4.5. Principais visões do mainstream acadêmico acerca da RSE

4.5.3. A abordagem estratégica

A abordagem estratégica, característica da Social Issues Management, emerge quase simultaneamente à abordagem contratual (início dos anos 80), e procura fornecer ferramentas práticas de gestão capazes de melhorar o desempenho ético e social da firma. Segundo Jones (1996), as justificativas para a RSE apresentadas por esta abordagem baseiam-se em três argumentos principais, todos de caráter utilitário (vide Quadro 7, a seguir): a) a empresa pode tirar proveito das oportunidades de mercado decorrentes de transformações nos valores sociais, se souber antecipar-se a eles66; b) o comportamento socialmente responsável pode garantir-lhe uma vantagem competitiva67; c) uma postura proativa permite antecipar-se a novas legislações, ou mesmo evitá-las.

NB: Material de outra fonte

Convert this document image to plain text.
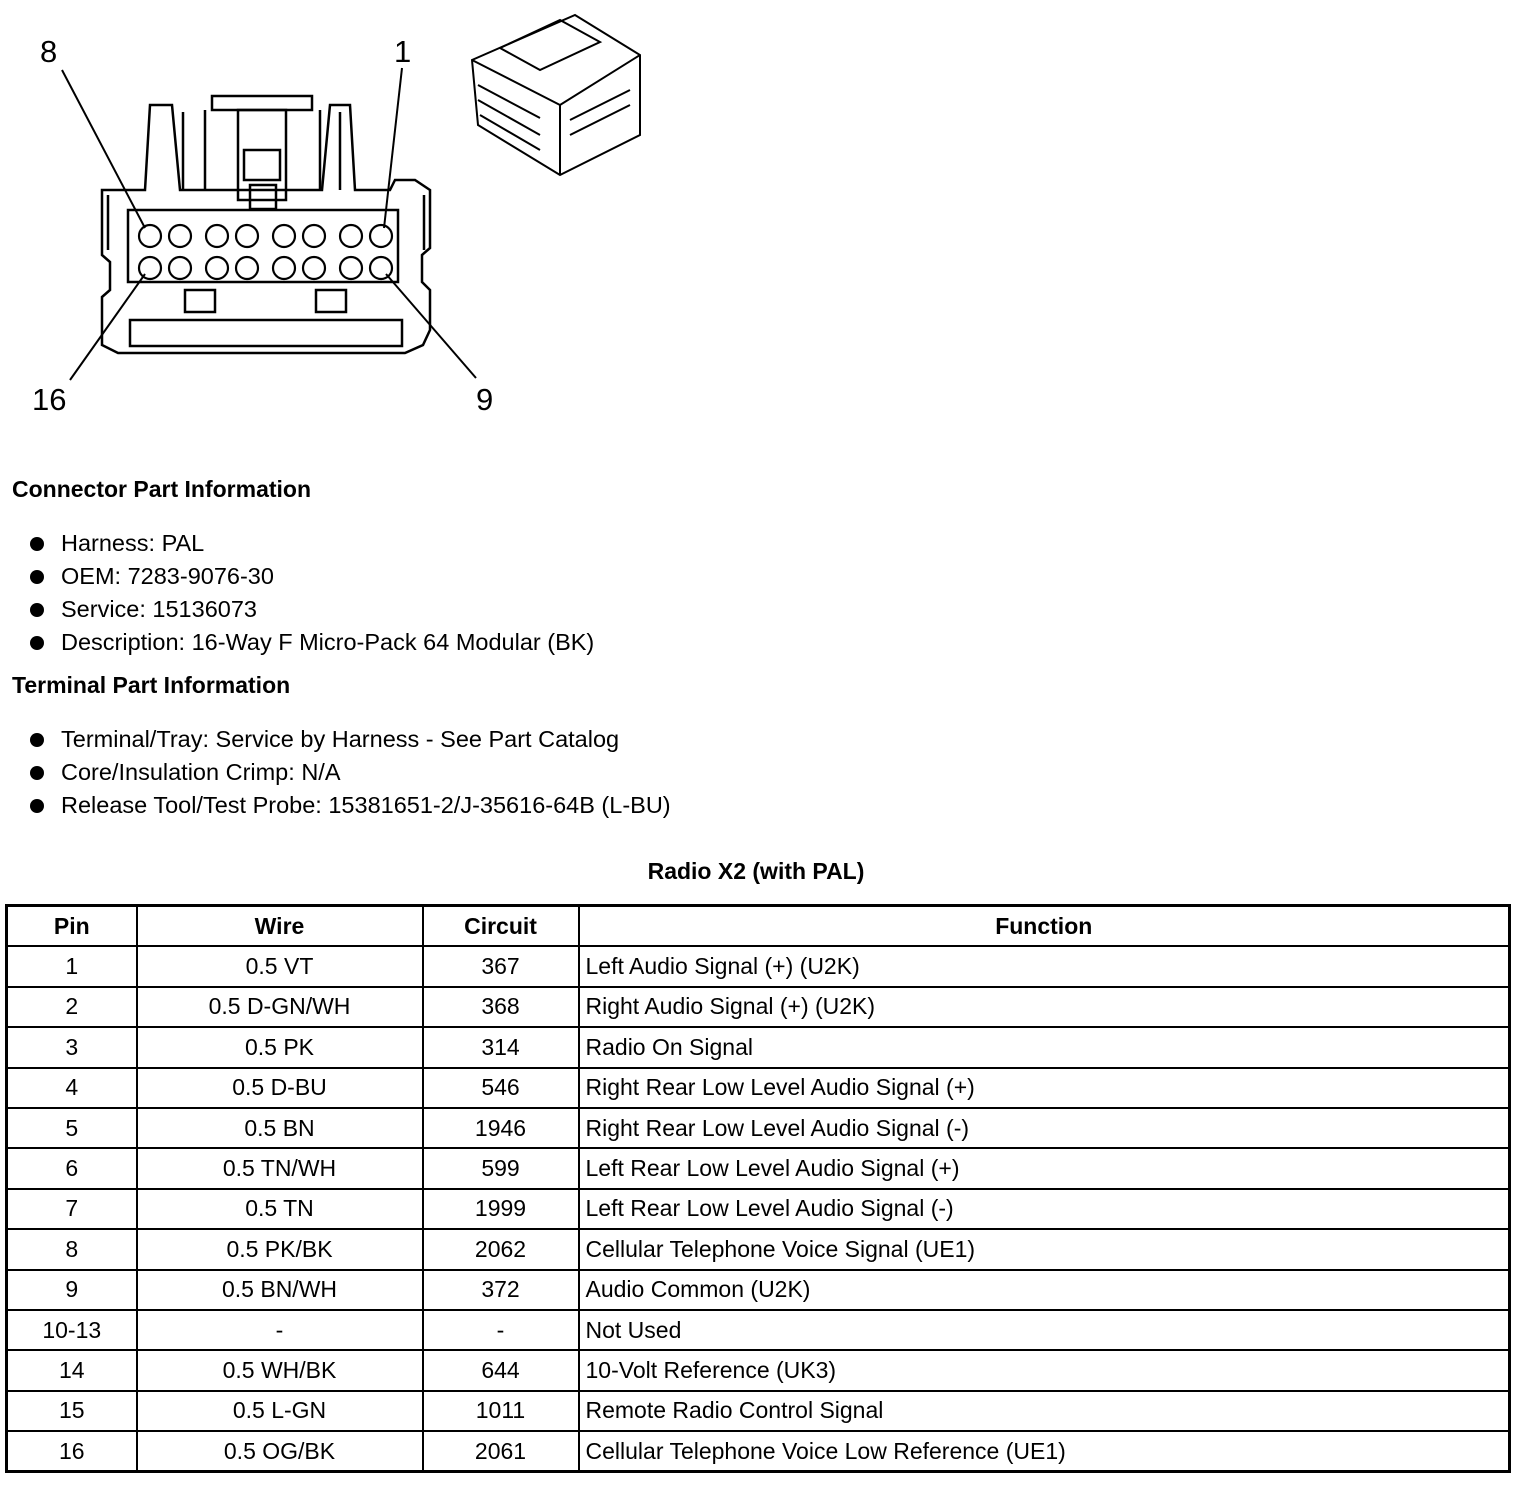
8	1
16	9
Connector Part Information
Harness: PAL
OEM: 7283-9076-30
Service: 15136073
Description: 16-Way F Micro-Pack 64 Modular (BK)
Terminal Part Information
Terminal/Tray: Service by Harness - See Part Catalog
Core/Insulation Crimp: N/A
Release Tool/Test Probe: 15381651-2/J-35616-64B (L-BU)
Radio X2 (with PAL)
Pin	Wire	Circuit	Function
1	0.5 VT	367	Left Audio Signal (+) (U2K)
2	0.5 D-GN/WH	368	Right Audio Signal (+) (U2K)
3	0.5 PK	314	Radio On Signal
4	0.5 D-BU	546	Right Rear Low Level Audio Signal (+)
5	0.5 BN	1946	Right Rear Low Level Audio Signal (-)
6	0.5 TN/WH	599	Left Rear Low Level Audio Signal (+)
7	0.5 TN	1999	Left Rear Low Level Audio Signal (-)
8	0.5 PK/BK	2062	Cellular Telephone Voice Signal (UE1)
9	0.5 BN/WH	372	Audio Common (U2K)
10-13	-	-	Not Used
14	0.5 WH/BK	644	10-Volt Reference (UK3)
15	0.5 L-GN	1011	Remote Radio Control Signal
16	0.5 OG/BK	2061	Cellular Telephone Voice Low Reference (UE1)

66 Como sugere o primeiro exemplo citado no Quadro 7: “A ética que se vende”.

67 É o arrazoado dos outros dois exemplos: “A era da ética nas empresas”, que aventa a possibilidade

de uma ISO da ética, e “Em busca das maçãs podres”, segundo o qual o “ingrediente” ética costuma agradar a consumidores e investidores.

Quadro 7: O argumento moral utilitarista, ou a ética como fonte de lucro

A ética que se vende

Revista Exame | 13/06/2001 Carin Homonnay Petti

Os europeus, que criaram o conceito de livre mercado, estão dando os primeiros sinais de uma nova realidade: o mercado ético. Cada vez mais consumidores europeus estão boicotando companhias consideradas irresponsáveis na relação com fornecedores, empregados ou o meio ambiente. Na Grã-Bretanha, por exemplo, 44% da população evitou no ano passado a compra de produtos de fabricantes vistos como não-éticos, segundo uma pesquisa do Instituto Mori. Uma pesquisa publicada pelo jornal Daily Express, feita com 150 altos executivos, indica que a preocupação com os ataques de ativistas de direitos humanos, ambientalistas ou grupos de defesa do consumidor já é muito maior que a dor de cabeça provocada por sindicalistas ou governantes.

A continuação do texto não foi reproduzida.